In the report you can see my first template response informing the user their report had been received and that we will investigate the case. When that was posted, I did not yet know how complicated or easy the issue would be.
Nineteen minutes later I had looked at the code, not found any issue, read the code again and then again a third time. Where on earth is the buffer overflow the reporter says exists here? Then I posted the first question asking for clarification on where and how exactly this overflow would happen.
After repeated questions and numerous hallucinations I realized this was not a genuine problem and on the afternoon that same day I closed the issue as not applicable. There was no buffer overflow.

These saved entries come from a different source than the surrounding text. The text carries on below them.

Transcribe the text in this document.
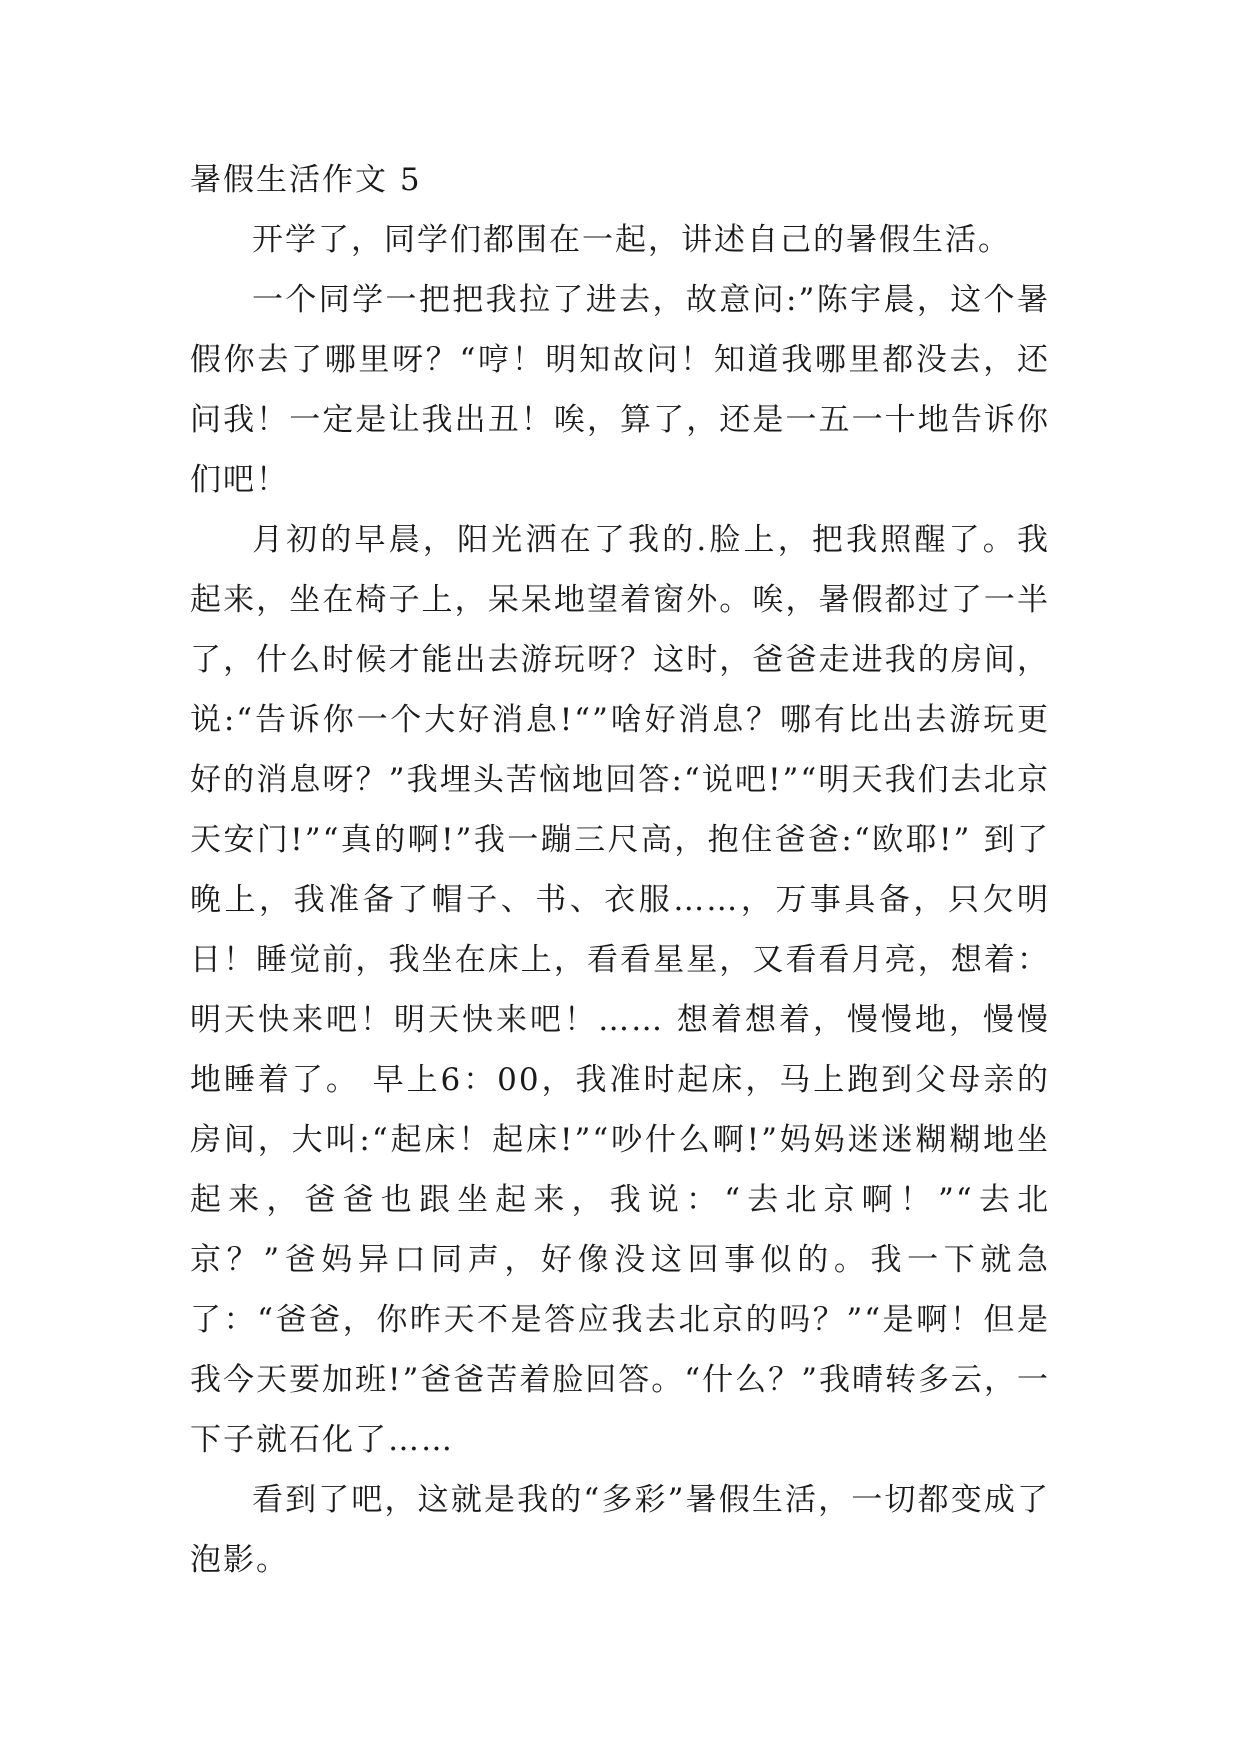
暑假生活作文 5

开学了，同学们都围在一起，讲述自己的暑假生活。

一个同学一把把我拉了进去，故意问:”陈宇晨，这个暑假你去了哪里呀？“哼！明知故问！知道我哪里都没去，还问我！一定是让我出丑！唉，算了，还是一五一十地告诉你们吧！

月初的早晨，阳光洒在了我的.脸上，把我照醒了。我起来，坐在椅子上，呆呆地望着窗外。唉，暑假都过了一半了，什么时候才能出去游玩呀？这时，爸爸走进我的房间，说:“告诉你一个大好消息!“”啥好消息？哪有比出去游玩更好的消息呀？”我埋头苦恼地回答:“说吧!”“明天我们去北京天安门!”“真的啊!”我一蹦三尺高，抱住爸爸:“欧耶!” 到了晚上，我准备了帽子、书、衣服……，万事具备，只欠明日！睡觉前，我坐在床上，看看星星，又看看月亮，想着：明天快来吧！明天快来吧！…… 想着想着，慢慢地，慢慢地睡着了。 早上6：00，我准时起床，马上跑到父母亲的房间，大叫:“起床！起床!”“吵什么啊!”妈妈迷迷糊糊地坐起来，爸爸也跟坐起来，我说：“去北京啊！”“去北京？”爸妈异口同声，好像没这回事似的。我一下就急了：“爸爸，你昨天不是答应我去北京的吗？”“是啊！但是我今天要加班!”爸爸苦着脸回答。“什么？”我晴转多云，一下子就石化了……

看到了吧，这就是我的“多彩”暑假生活，一切都变成了泡影。
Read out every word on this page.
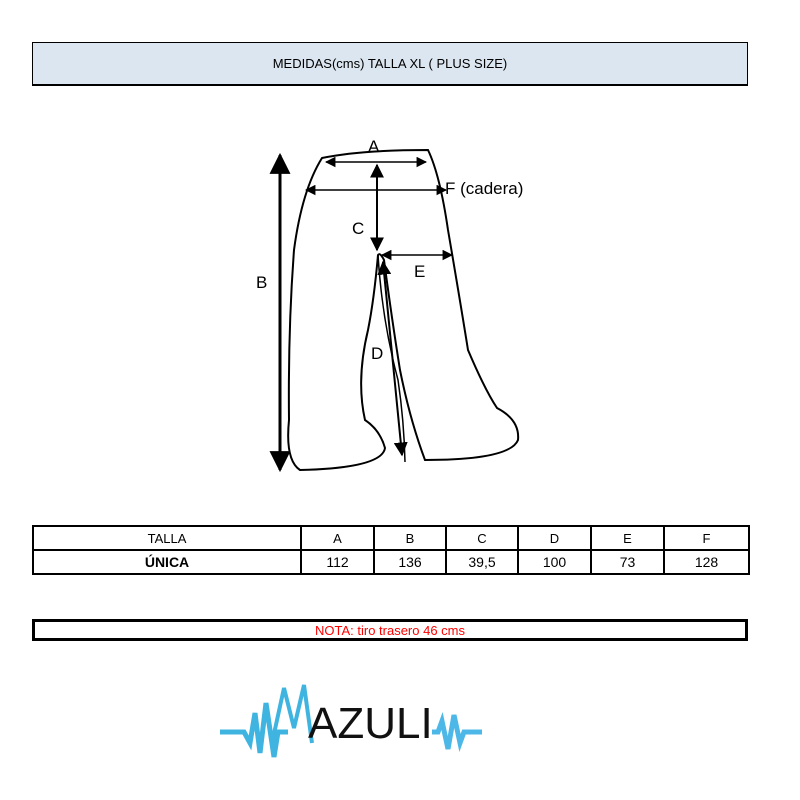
MEDIDAS(cms) TALLA XL ( PLUS SIZE)
A
F (cadera)
C
E
B
D
TALLA	A	B	C	D	E	F
ÚNICA	112	136	39,5	100	73	128
NOTA: tiro trasero 46 cms
AZULI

I don’t know for sure that this set of replies from the user was generated by an LLM but it has several signs of it.
Ban these reporters
On Hackerone there is no explicit “ban the reporter from further communication with our project” functionality. I would have used it if it existed. Researchers get their “reputation” lowered then we close an issue as not applicable, but that is a very small nudge when only done once in a single project.
I have requested better support for this from Hackerone. Update: this function exists, I just did not look at the right place for it…
As these kinds of reports will become more common over time, I suspect we might learn how to trigger on generated-by-AI signals better and dismiss reports based on those. That will of course be unfortunate when the AI is used for appropriate tasks, such as translation or just language formulation help.
I am convinced there will pop up tools using AI for this purpose that actually work (better) in the future, at least part of the time, so I cannot and will not say that AI for finding security problems is necessarily always a bad idea.
I do however suspect that if you just add an ever so tiny (intelligent) human check to the mix, the use and outcome of any such tools will become so much better. I suspect that will be true for a long time into the future as well.
I have no doubts that people will keep trying to find shortcuts even in the future. I am sure they will keep trying to earn that quick reward money. Like for the email spammers, the cost of this ends up in the receiving end. The ease of use and wide access to powerful LLMs is just too tempting. I strongly suspect we will get more LLM generated rubbish in our Hackerone inboxes going forward.